FYS activities are developed, managed, and implemented in a unique manner at each institution of higher learning. Ward et al. (2020) utilized the FYS curriculum that varied markedly from our own and focused on science, technology, engineering, and mathematics (STEM) students. Weiss et al. (2014) included a comprehensive student services component. These are only two examples and illustrate that FYS programs require study in the unique contexts in which they are applied. This study adds value through the unique features of its FYS program.

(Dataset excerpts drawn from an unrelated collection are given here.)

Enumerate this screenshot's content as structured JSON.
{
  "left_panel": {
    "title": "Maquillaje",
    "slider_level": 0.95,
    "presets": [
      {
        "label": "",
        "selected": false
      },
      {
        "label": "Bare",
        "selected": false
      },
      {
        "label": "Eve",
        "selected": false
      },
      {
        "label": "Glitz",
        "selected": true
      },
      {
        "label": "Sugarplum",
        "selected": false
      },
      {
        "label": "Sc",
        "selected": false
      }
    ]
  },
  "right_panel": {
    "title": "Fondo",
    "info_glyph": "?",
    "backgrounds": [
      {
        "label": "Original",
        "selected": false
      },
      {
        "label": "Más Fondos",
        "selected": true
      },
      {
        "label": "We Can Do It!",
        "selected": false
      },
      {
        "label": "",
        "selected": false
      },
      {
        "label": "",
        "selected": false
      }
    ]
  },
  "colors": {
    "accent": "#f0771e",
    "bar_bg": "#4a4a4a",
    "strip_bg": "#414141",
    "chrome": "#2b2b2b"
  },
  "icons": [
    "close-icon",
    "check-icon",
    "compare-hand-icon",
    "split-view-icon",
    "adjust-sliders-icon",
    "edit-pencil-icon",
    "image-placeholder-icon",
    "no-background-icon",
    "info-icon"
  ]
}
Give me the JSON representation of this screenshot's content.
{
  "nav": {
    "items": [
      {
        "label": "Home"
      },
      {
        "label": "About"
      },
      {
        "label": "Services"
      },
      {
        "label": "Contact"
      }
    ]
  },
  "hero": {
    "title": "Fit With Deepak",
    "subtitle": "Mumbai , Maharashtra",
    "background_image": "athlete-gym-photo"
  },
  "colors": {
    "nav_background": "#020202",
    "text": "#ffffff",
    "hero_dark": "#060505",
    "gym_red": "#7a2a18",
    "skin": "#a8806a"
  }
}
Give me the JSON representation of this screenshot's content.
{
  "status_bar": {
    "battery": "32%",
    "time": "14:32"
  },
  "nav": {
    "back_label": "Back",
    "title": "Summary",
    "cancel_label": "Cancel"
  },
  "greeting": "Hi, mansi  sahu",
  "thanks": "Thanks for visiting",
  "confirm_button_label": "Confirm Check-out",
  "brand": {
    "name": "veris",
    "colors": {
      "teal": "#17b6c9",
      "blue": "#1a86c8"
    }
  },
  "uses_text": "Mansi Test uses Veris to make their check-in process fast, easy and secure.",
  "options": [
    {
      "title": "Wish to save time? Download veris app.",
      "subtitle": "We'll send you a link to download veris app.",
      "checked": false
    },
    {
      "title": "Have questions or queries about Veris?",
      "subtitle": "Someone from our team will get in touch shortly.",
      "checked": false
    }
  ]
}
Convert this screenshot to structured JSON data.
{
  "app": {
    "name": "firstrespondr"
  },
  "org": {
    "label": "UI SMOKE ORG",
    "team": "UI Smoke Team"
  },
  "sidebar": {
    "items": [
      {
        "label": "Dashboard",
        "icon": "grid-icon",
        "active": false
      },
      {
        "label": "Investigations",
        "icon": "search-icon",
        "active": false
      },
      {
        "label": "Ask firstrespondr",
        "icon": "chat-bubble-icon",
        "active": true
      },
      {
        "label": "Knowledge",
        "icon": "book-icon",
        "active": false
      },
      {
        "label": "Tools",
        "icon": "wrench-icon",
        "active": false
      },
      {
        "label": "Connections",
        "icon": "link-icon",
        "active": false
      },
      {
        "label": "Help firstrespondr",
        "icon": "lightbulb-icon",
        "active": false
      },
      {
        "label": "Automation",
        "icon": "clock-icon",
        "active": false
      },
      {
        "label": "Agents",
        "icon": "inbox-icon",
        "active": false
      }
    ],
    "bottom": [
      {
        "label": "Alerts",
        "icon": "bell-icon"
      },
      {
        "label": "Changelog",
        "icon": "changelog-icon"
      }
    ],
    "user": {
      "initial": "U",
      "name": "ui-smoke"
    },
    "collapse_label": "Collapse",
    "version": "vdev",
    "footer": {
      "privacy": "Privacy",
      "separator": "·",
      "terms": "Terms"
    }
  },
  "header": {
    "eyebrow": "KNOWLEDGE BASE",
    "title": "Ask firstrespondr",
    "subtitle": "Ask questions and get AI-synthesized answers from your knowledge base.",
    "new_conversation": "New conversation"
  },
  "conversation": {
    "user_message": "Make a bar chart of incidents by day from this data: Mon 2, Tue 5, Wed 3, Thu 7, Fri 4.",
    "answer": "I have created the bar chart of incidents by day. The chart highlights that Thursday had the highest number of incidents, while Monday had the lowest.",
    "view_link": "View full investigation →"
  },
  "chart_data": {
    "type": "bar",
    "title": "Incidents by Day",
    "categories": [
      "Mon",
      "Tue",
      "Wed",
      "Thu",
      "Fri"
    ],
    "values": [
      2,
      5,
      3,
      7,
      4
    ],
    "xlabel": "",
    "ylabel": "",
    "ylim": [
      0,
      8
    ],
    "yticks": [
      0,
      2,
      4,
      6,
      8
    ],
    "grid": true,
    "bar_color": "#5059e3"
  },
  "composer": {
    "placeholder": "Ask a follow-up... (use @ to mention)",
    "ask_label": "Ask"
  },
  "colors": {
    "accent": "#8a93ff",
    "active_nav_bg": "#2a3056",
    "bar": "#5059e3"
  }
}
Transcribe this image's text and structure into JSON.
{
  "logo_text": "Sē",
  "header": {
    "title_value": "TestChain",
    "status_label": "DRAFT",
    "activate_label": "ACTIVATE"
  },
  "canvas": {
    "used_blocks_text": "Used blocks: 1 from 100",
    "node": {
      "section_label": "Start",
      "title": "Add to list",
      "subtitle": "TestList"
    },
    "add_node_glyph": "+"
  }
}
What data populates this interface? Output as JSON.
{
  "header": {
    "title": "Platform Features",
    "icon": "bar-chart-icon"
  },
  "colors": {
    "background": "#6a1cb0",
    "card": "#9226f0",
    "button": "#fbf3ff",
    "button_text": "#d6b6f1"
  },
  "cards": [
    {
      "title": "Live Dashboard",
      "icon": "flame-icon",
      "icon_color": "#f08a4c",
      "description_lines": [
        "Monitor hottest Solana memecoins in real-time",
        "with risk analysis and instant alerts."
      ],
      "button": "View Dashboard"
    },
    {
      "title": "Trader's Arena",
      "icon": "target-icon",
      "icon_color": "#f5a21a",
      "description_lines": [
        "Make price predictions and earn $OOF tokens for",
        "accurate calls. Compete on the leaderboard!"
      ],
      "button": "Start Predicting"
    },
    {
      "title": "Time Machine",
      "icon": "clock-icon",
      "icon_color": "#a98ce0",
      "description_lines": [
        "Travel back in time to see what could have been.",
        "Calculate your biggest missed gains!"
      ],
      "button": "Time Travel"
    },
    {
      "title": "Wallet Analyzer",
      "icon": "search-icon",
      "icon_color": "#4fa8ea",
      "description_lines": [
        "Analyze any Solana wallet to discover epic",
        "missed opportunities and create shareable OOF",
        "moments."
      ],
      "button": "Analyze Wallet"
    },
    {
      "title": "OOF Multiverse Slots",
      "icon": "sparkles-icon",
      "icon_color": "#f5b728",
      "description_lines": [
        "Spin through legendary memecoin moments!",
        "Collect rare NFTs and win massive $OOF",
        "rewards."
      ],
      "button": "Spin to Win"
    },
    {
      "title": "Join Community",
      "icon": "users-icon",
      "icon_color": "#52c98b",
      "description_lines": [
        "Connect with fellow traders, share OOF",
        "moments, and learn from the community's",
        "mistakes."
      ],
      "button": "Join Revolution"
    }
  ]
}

Educational research has had limited impact on practice over recent decades and the quality of education research must first improve (Lagemann, 2000; Penuel et al., 2020). In part, this is because methodological strategies underutilize strong study designs such as the quasi-experimental approach of this study. We recommend institutions that have or are developing FYS adopt a conservative stance by considering these initiatives to be “proto-HIPs,” “emerging HIPs,” or “promising practices” until sufficient evidence warrants the designation of high impact. Educational research is most useful as practical research. That is, it should remain vigilant to threats to generalizability and especially threats to validity. Our practical approach used comparison groups and made the evidence plain in this analysis.
Footnotes
Declaration of Conflicting Interests
The authors declared no potential conflicts of interest with respect to the research, authorship, and/or publication of this article.
Funding
The authors received no financial support for the research, authorship and/or publication of this article.